In 2019 I worked on a concert installation called Deviant Chain with Stefan Maier and Alan Segal. Stefan, a composer, and Alan, a filmmaker, created a sort of art haunted house in which the audience moved from room to room in a former bank vault, encountering a series of short videos and sound works with themes of transhumanism and machine alterity. One of these dealt with the development of language and the human voice, and for this I created neural text-to-speech software for Stefan to gather sound material from.

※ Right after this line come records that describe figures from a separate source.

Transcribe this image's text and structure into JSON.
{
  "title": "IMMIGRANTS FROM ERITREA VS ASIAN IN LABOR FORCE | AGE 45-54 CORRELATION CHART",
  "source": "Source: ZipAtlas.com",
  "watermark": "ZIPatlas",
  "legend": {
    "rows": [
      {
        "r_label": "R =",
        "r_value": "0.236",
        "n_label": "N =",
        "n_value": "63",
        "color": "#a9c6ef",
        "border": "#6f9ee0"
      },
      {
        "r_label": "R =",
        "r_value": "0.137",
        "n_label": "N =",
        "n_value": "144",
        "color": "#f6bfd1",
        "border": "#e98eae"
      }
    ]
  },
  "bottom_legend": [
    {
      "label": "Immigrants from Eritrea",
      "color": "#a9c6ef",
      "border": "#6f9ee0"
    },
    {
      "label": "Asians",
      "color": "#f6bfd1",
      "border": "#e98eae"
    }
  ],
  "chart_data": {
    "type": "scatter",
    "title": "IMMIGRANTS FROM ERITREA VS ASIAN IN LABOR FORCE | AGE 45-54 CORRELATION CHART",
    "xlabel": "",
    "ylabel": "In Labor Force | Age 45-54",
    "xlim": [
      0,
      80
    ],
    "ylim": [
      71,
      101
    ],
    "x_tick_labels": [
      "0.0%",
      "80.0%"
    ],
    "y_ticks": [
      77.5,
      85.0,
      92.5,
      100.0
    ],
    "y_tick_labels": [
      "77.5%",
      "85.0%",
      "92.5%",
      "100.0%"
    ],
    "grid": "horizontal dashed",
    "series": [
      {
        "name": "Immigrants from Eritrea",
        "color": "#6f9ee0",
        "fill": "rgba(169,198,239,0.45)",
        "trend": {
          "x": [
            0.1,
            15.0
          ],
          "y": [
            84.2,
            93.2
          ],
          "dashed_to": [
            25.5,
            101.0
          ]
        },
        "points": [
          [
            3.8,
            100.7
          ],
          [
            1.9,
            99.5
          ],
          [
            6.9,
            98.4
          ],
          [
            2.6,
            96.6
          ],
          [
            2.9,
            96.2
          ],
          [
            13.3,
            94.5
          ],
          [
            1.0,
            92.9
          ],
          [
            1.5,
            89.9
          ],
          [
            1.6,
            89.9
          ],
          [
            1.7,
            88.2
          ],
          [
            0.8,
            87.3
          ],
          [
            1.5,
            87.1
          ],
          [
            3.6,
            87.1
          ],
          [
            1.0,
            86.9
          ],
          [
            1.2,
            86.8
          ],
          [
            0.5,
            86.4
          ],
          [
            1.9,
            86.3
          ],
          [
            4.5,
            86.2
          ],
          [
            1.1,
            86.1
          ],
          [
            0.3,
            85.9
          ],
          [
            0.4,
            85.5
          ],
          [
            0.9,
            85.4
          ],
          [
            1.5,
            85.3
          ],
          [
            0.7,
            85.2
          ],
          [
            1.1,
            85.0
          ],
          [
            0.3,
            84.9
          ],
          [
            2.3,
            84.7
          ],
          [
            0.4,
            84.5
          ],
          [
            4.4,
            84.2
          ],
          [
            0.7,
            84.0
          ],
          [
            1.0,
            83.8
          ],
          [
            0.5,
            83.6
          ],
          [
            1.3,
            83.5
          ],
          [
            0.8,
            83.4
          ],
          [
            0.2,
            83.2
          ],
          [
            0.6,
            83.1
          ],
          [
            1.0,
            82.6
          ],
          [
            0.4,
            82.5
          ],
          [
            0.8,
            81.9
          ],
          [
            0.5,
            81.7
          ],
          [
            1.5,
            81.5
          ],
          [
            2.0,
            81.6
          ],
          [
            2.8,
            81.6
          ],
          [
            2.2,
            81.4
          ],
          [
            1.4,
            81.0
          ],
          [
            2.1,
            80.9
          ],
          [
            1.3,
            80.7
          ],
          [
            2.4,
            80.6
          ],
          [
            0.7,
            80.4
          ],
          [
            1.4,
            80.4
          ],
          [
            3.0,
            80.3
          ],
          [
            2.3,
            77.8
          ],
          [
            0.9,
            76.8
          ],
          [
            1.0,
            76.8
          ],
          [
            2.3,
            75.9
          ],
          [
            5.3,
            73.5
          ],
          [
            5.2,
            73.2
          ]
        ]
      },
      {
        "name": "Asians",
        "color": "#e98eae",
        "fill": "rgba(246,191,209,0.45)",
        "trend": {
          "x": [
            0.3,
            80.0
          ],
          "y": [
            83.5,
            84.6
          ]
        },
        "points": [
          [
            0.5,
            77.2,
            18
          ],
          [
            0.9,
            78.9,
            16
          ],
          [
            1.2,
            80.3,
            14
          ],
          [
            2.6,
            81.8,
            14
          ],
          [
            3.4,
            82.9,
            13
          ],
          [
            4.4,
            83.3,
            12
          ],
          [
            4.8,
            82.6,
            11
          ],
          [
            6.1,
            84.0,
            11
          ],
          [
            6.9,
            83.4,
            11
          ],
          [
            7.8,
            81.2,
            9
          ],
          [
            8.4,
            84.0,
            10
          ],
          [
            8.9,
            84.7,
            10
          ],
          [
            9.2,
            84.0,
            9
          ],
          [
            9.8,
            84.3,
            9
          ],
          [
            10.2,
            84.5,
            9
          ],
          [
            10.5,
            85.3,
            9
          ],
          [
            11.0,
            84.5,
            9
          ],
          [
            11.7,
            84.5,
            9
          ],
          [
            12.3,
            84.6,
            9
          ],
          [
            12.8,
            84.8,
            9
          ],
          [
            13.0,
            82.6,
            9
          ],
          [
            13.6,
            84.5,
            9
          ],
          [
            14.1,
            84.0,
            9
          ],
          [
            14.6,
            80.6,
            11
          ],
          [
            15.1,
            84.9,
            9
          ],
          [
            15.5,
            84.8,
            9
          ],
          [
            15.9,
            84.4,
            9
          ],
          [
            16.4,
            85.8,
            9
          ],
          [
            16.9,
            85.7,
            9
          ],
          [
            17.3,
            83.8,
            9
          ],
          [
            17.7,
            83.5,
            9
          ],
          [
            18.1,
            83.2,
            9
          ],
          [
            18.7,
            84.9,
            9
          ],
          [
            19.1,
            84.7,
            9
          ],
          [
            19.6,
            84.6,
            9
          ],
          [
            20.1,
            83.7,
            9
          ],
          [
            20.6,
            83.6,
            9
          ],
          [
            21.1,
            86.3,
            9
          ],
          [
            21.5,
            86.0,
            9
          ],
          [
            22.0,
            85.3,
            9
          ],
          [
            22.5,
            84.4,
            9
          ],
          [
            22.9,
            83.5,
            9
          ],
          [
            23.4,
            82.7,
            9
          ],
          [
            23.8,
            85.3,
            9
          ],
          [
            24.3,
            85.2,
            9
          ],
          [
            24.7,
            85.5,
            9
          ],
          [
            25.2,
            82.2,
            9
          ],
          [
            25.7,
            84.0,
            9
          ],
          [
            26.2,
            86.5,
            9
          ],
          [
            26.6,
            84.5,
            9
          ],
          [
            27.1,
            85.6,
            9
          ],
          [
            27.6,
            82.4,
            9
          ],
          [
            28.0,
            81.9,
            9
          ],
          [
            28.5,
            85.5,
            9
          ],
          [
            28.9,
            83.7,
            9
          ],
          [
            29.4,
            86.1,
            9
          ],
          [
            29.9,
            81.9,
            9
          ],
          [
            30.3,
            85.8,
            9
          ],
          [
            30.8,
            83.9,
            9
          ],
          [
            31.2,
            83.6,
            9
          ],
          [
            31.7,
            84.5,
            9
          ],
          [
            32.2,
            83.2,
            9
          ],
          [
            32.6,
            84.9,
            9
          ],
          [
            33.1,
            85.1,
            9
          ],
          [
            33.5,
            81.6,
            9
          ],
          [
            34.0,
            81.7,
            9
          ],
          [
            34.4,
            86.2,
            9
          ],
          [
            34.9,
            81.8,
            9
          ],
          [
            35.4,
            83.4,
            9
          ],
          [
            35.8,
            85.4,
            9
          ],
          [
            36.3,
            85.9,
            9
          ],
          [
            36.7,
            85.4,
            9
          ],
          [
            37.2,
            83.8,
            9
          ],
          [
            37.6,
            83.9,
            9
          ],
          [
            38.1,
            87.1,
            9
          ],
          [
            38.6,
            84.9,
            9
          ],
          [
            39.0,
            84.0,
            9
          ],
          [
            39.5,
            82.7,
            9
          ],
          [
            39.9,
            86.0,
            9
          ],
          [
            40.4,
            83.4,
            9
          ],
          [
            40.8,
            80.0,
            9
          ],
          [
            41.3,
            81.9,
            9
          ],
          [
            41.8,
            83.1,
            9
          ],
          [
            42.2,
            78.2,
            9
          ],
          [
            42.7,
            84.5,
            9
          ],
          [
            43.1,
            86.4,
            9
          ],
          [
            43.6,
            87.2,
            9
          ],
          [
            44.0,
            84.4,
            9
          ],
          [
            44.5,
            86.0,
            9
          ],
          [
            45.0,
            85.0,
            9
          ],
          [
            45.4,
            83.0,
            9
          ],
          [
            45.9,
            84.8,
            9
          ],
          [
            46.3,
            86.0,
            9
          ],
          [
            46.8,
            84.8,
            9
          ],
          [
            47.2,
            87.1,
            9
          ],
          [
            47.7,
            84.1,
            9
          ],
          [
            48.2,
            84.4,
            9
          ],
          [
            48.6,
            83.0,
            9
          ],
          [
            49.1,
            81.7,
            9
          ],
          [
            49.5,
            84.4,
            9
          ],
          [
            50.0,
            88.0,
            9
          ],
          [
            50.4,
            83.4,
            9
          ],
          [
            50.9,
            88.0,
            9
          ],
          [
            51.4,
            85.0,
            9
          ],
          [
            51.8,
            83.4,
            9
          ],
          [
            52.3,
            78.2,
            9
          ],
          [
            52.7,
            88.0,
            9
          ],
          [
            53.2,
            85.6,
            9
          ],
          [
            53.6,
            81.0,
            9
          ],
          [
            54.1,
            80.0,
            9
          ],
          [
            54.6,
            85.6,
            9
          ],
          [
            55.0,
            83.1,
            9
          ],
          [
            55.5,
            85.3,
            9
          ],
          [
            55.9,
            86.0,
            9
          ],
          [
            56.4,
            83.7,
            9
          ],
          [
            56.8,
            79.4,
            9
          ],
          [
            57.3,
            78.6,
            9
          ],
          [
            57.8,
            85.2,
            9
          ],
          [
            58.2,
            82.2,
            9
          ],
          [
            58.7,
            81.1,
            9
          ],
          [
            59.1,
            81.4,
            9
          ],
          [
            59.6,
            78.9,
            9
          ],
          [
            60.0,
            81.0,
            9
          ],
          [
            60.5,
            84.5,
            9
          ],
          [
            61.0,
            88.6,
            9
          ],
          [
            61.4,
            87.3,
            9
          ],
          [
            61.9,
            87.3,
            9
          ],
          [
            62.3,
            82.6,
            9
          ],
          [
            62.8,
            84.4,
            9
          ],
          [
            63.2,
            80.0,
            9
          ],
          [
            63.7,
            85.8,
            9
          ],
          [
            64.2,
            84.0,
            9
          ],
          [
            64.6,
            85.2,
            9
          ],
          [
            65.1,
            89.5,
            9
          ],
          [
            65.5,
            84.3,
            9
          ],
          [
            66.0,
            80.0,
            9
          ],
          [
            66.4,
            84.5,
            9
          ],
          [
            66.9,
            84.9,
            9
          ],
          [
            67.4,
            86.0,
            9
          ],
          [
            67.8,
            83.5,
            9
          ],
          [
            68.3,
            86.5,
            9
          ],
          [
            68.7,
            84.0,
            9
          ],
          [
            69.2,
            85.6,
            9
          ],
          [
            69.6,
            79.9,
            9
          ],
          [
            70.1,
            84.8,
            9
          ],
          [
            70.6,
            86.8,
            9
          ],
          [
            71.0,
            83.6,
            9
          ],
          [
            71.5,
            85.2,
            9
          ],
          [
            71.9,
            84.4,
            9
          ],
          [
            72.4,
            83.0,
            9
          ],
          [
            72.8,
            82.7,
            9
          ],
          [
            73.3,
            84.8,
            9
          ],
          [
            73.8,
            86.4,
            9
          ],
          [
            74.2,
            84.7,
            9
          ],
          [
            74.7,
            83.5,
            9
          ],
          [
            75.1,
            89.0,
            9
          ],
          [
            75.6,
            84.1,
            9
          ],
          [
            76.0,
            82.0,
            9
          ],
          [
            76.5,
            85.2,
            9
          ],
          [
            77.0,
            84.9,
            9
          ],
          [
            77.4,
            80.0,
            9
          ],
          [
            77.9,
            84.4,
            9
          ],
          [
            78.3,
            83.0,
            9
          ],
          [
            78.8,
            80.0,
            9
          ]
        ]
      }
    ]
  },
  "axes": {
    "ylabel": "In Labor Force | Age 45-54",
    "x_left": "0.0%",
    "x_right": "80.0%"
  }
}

At this time, the WaveNet demo was in the air. This was one of the first neural generative models to work well with raw audio, and the uncanny babbling of the unconditional speech model was an arresting artifact of the ever-weirder capabilities of statistical autoregressive models. It had a few problems though: no open source implementation, very expensive training process, and extremely slow inference process. After some research, I found an open implementation of Tacotron2 from NVIDIA, which was state of the art for text-to-speech at the time, and substituted a WaveGlow vocoder for the original WaveNet. It turned out to still be quite slow and expensive to train WaveGlow, but it could actually generate audio with close to real-time throughput, and including a full text-to-speech model added many dimensions of control. This was a tool you could iterate with. I found the TTS could be induced to babble by letting it run past the end of its predicted alignment the the text, at which point it would get confused and start jumping around. Finally, I trained a few models on voices from Mozilla's CommonVoice project to get a much wider range of voice sounds. I built in some extra features to the CLI and got the whole thing running on Stefan's computer using PyInstaller.

I also developed a small glyph generator which was used in some of the videos -- this took in sounds, extracted features with some machine listening algorithms, and then mapped those features to a set of curves and strokes and stored them as 3D mesh files. I traveled to Oslo to install Deviant Chain, setting up the video players and cueing system. I was pretty happy with the results -- it was genuinely spooky working on it with just a few of us in the empty bank basement at night.